Interpretation of the significance of coexistent Alzheimer-type pathology is a major issue in the pathological assessment of DLB cases. High senile plaque counts are found in 80 to 90 per cent of DLB cases, diffuse and neuritic β-amyloid plaques occurring in similar proportions as in pure AD. Significant tau pathology is absent, however, in 80 to 90 per cent whether measured biochemically or by counting neocortical neurofibrillary tangles. Most DLB cases are therefore classified as ‘the Lewy body variant of AD’⁽²⁾ if AD is defined by increased plaque density. Conversely, if AD is defined by frequent neocortical neurofibrillary tangles, equivalent to Braak stages 5 and 6, then 85 to 90 per cent of DLB cases will not fulfil such criteria.⁽¹¹⁾ (The pathological classification of AD is also discussed in Chapter 4.1.2.) The most recent revision of pathological diagnostic criteria for DLB suggests that both Lewy and Alzheimer pathologies should be fully reported. A probability matrix (see Table 4.1.5.1) is then used to predict the likelihood of the patient having presented with a DLB clinical syndrome, this being directly related to the severity of Lewy-related pathology, and inversely related to the severity of concurrent AD-type pathology.⁽⁹⁾ Minor vascular pathology is additionally present in 30 per cent of DLB cases⁽¹⁰⁾ and this is also likely to impact upon the clinical manifestations.

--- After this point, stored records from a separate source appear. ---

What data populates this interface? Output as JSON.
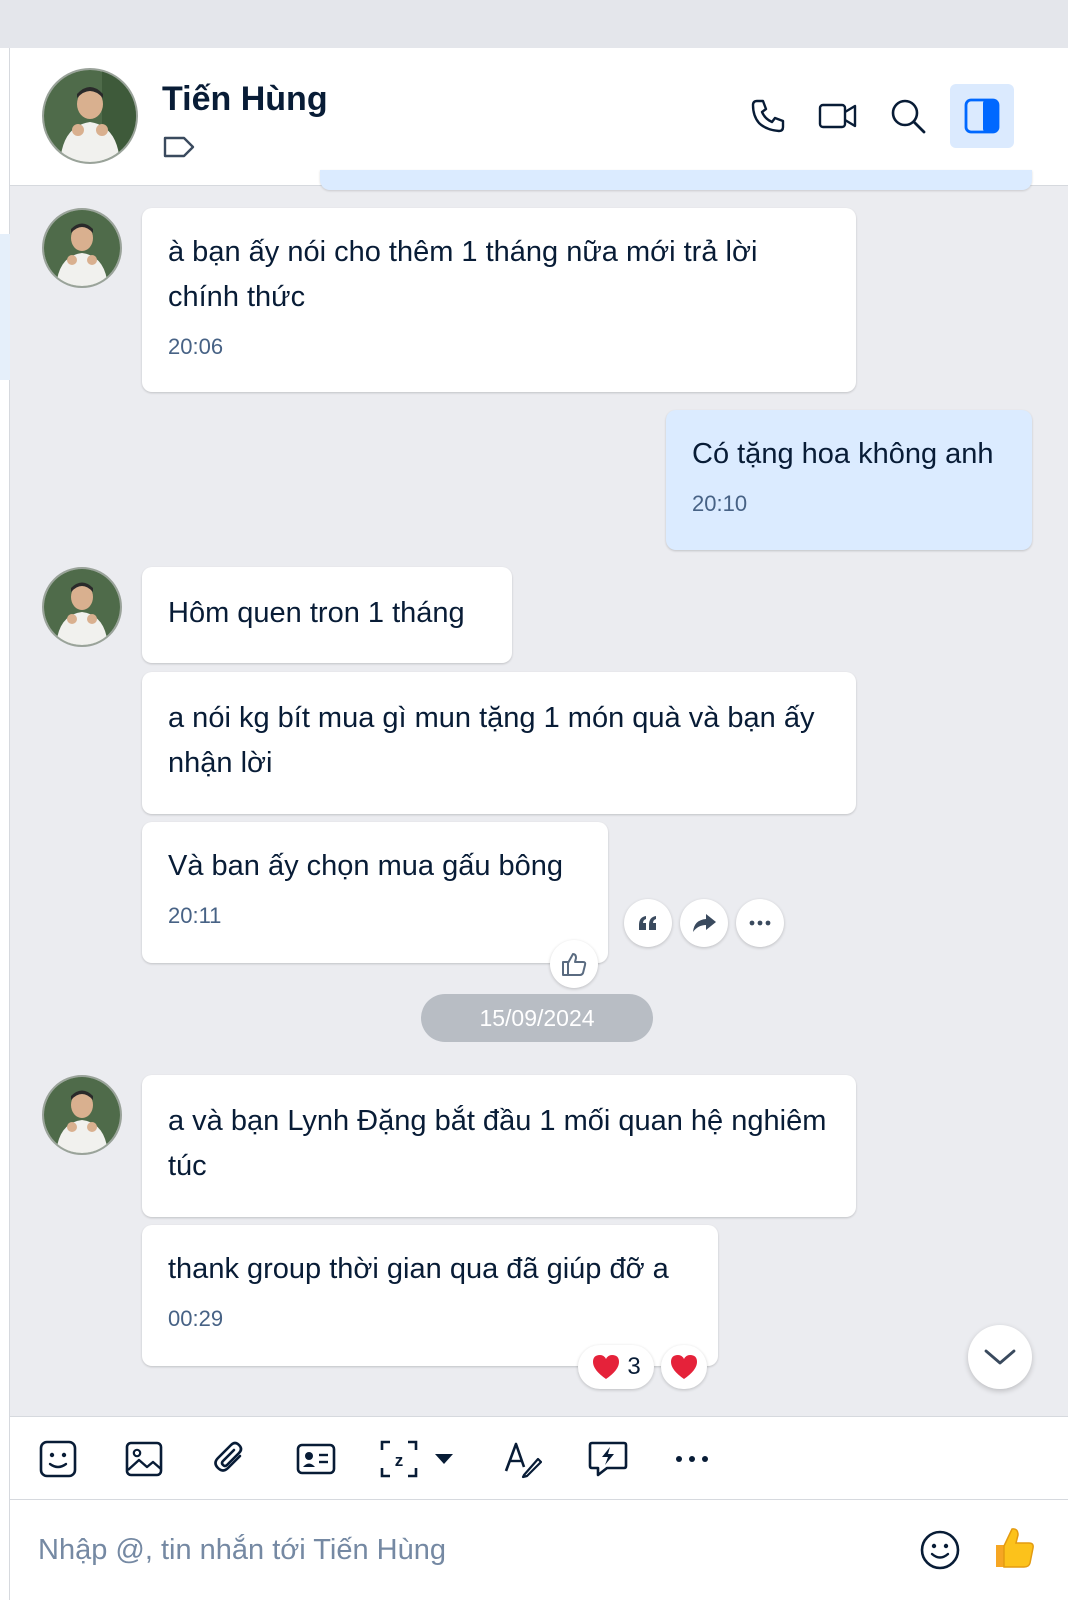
{
  "chat": {
    "contact_name": "Tiến Hùng",
    "header_icons": [
      "tag-icon",
      "phone-icon",
      "video-call-icon",
      "search-icon",
      "toggle-sidebar-icon"
    ]
  },
  "messages": [
    {
      "text": "à bạn ấy nói cho thêm 1 tháng nữa mới trả lời chính thức",
      "time": "20:06",
      "sender": "contact"
    },
    {
      "text": "Có tặng hoa không anh",
      "time": "20:10",
      "sender": "me"
    },
    {
      "text": "Hôm quen tron 1 tháng",
      "sender": "contact"
    },
    {
      "text": "a nói kg bít mua gì mun tặng 1 món quà và bạn ấy nhận lời",
      "sender": "contact"
    },
    {
      "text": "Và ban ấy chọn mua gấu bông",
      "time": "20:11",
      "sender": "contact"
    },
    {
      "text": "a và bạn Lynh Đặng bắt đầu 1 mối quan hệ nghiêm túc",
      "sender": "contact"
    },
    {
      "text": "thank group thời gian qua đã giúp đỡ a",
      "time": "00:29",
      "sender": "contact"
    }
  ],
  "date_separator": "15/09/2024",
  "reactions": {
    "heart_count": "3"
  },
  "message_actions": [
    "quote-icon",
    "forward-icon",
    "more-icon"
  ],
  "toolbar": [
    "sticker-icon",
    "image-icon",
    "attachment-icon",
    "contact-card-icon",
    "screenshot-icon",
    "text-format-icon",
    "quick-message-icon",
    "more-icon"
  ],
  "composer": {
    "placeholder": "Nhập @, tin nhắn tới Tiến Hùng"
  },
  "colors": {
    "accent": "#0068ff",
    "my_bubble": "#dbebff",
    "background": "#ebecf0"
  }
}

There has been extended debate about the classification of patients who present with motor symptoms of Parkinson’s disease and later develop the typical features of DLB, sometimes after many years of severe motor disability. This is a common outcome reported in up to 78 per cent of PD patients followed over an 8-year period. No major differences between DLB and Parkinson’s disease dementia have been found in any variable examined including cognitive profile, neuropsychiatric features, sleep disorders, autonomic dysfunction, type and severity of parkinsonism, neuroleptic sensitivity, and responsiveness to cholinesterase inhibitors. It has been suggested that DLB should be diagnosed when dementia occurs before or concurrently with parkinsonism and Parkinson’s disease dementia should be used to describe dementia that occurs in the context of well-established Parkinson’s disease.^(9,12) This distinction between DLB and Parkinson’s disease dementia has two distinct clinical phenotypes, based solely on the temporal sequence of appearance of symptoms that has been criticized by those who regard the different clinical presentations as simply representing
different points on a common spectrum of LB disease, itself underpinned by abnormalities in alpha-synuclein metabolism.

The neurobiological basis of dementia in Parkinson’s disease is discussed in detail in Chapter 4.1.6.